US retail sales increased in March for the first time in four months, although the increase was slightly below forecasts, suggesting that consumer confidence was still shaky following a disappointing winter season.
Retail sales advanced 0.9% in March, the fastest monthly increase in a year, according to the Department of Commerce. The increase, which was the first in four months, was slightly below forecasts.
In annualized terms, retail sales increased 1.3% in March, official data showed.
Most retail sub-sectors reported gains in March, led by automotive dealers. Motor vehicle and parts dealers posted a 2.7% increase from February. Year-on-year, this translated into a gain of 5.2%.
Sales also increased at furniture stores, building material and garden equipment stores, food stores and miscellaneous retailers.
Receipts fell at gasoline stations, electronics and appliance stores and nonstore retailers, official data showed.
So-called core retail sales, which exclude automobiles, gas, building materials and food, increased 0.3% from February. That was also weaker than forecasts, which called for a 0.5% increase.
Excluding motor vehicles and parts, retail sales increased just 0.4%.

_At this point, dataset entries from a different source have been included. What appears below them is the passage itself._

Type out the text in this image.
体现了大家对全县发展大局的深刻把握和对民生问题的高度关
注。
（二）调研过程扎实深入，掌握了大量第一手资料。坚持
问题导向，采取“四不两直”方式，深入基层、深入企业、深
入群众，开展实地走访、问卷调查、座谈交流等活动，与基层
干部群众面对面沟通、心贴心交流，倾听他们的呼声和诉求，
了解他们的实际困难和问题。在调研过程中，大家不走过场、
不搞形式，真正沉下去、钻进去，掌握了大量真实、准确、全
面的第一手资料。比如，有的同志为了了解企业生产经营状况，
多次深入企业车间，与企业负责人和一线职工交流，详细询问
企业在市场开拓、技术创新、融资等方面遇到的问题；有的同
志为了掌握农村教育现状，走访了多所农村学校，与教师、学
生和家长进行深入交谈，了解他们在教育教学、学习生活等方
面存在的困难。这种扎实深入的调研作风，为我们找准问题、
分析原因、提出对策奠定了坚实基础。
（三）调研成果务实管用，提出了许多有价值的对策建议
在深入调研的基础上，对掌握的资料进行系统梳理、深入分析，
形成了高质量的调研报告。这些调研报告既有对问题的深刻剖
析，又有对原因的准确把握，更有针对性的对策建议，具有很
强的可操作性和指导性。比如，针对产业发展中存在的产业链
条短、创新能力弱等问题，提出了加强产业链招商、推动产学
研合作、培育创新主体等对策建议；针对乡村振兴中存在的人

Stronger retail sales ease concerns about a much bigger slowdown in the US economy. Earlier this month the Department of Labor said nonfarm payrolls rose by just 126,000 in March, the smallest increase since 2013. Employment growth is expected to regain traction in the coming months amid higher overall demand and warmer weather.
The US economy had a disappointing first quarter, according to analysts, who say that subpar trade, consumer spending and manufacturing growth probably weighed on gross domestic product. US GDP is forecast to grow around 1.5% annually in the first quarter. Economic activity is forecast to rebound sharply in subsequent quarters, mirroring last year’s developments.

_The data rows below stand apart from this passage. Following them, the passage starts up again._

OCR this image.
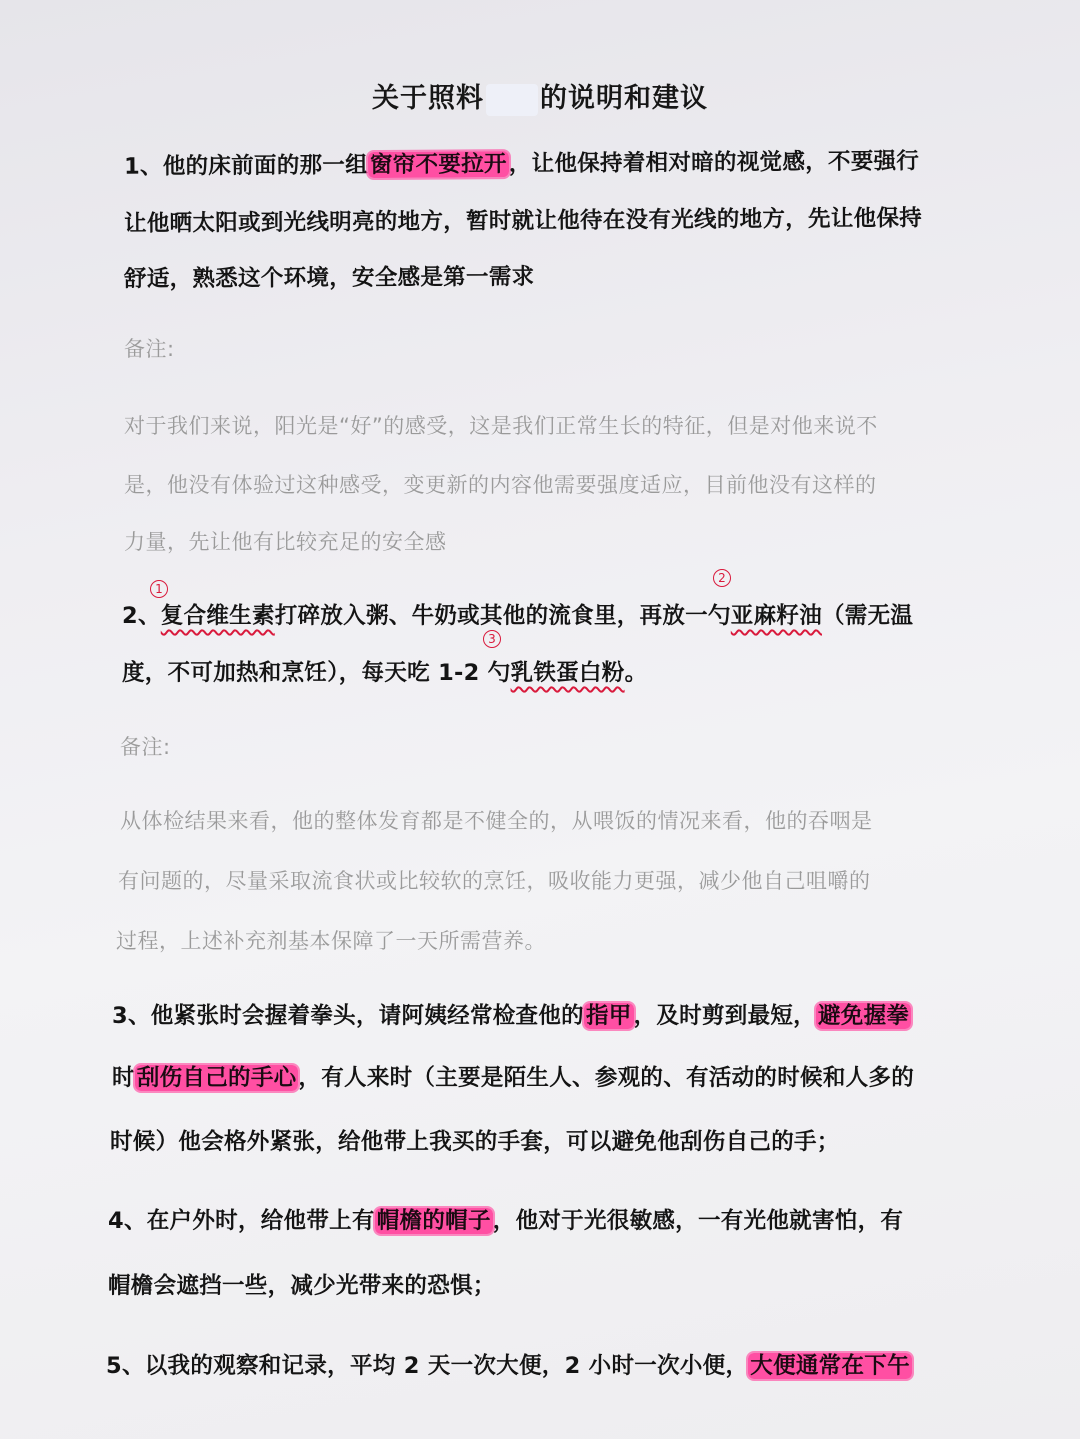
关于照料 的说明和建议
1、他的床前面的那一组窗帘不要拉开，让他保持着相对暗的视觉感，不要强行
让他晒太阳或到光线明亮的地方，暂时就让他待在没有光线的地方，先让他保持
舒适，熟悉这个环境，安全感是第一需求
备注:
对于我们来说，阳光是“好”的感受，这是我们正常生长的特征，但是对他来说不
是，他没有体验过这种感受，变更新的内容他需要强度适应，目前他没有这样的
力量，先让他有比较充足的安全感
1
2
3
2、复合维生素打碎放入粥、牛奶或其他的流食里，再放一勺亚麻籽油（需无温
度，不可加热和烹饪），每天吃 1-2 勺乳铁蛋白粉。
备注:
从体检结果来看，他的整体发育都是不健全的，从喂饭的情况来看，他的吞咽是
有问题的，尽量采取流食状或比较软的烹饪，吸收能力更强，减少他自己咀嚼的
过程，上述补充剂基本保障了一天所需营养。
3、他紧张时会握着拳头，请阿姨经常检查他的指甲，及时剪到最短，避免握拳
时刮伤自己的手心，有人来时（主要是陌生人、参观的、有活动的时候和人多的
时候）他会格外紧张，给他带上我买的手套，可以避免他刮伤自己的手；
4、在户外时，给他带上有帽檐的帽子，他对于光很敏感，一有光他就害怕，有
帽檐会遮挡一些，减少光带来的恐惧；
5、以我的观察和记录，平均 2 天一次大便，2 小时一次小便，大便通常在下午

A separate report on Tuesday showed that US producer prices increased faster than forecast in March. The producer price index climbed 0.2% from February, compared to expectations calling for 0.1%. Producer prices had declined 0.5% the previous month.
The Board of Governors of the Federal Reserve System on Wednesday will report on industrial production and capacity utilization. Industrial production is forecast to decline 0.3% in March, according to analysts.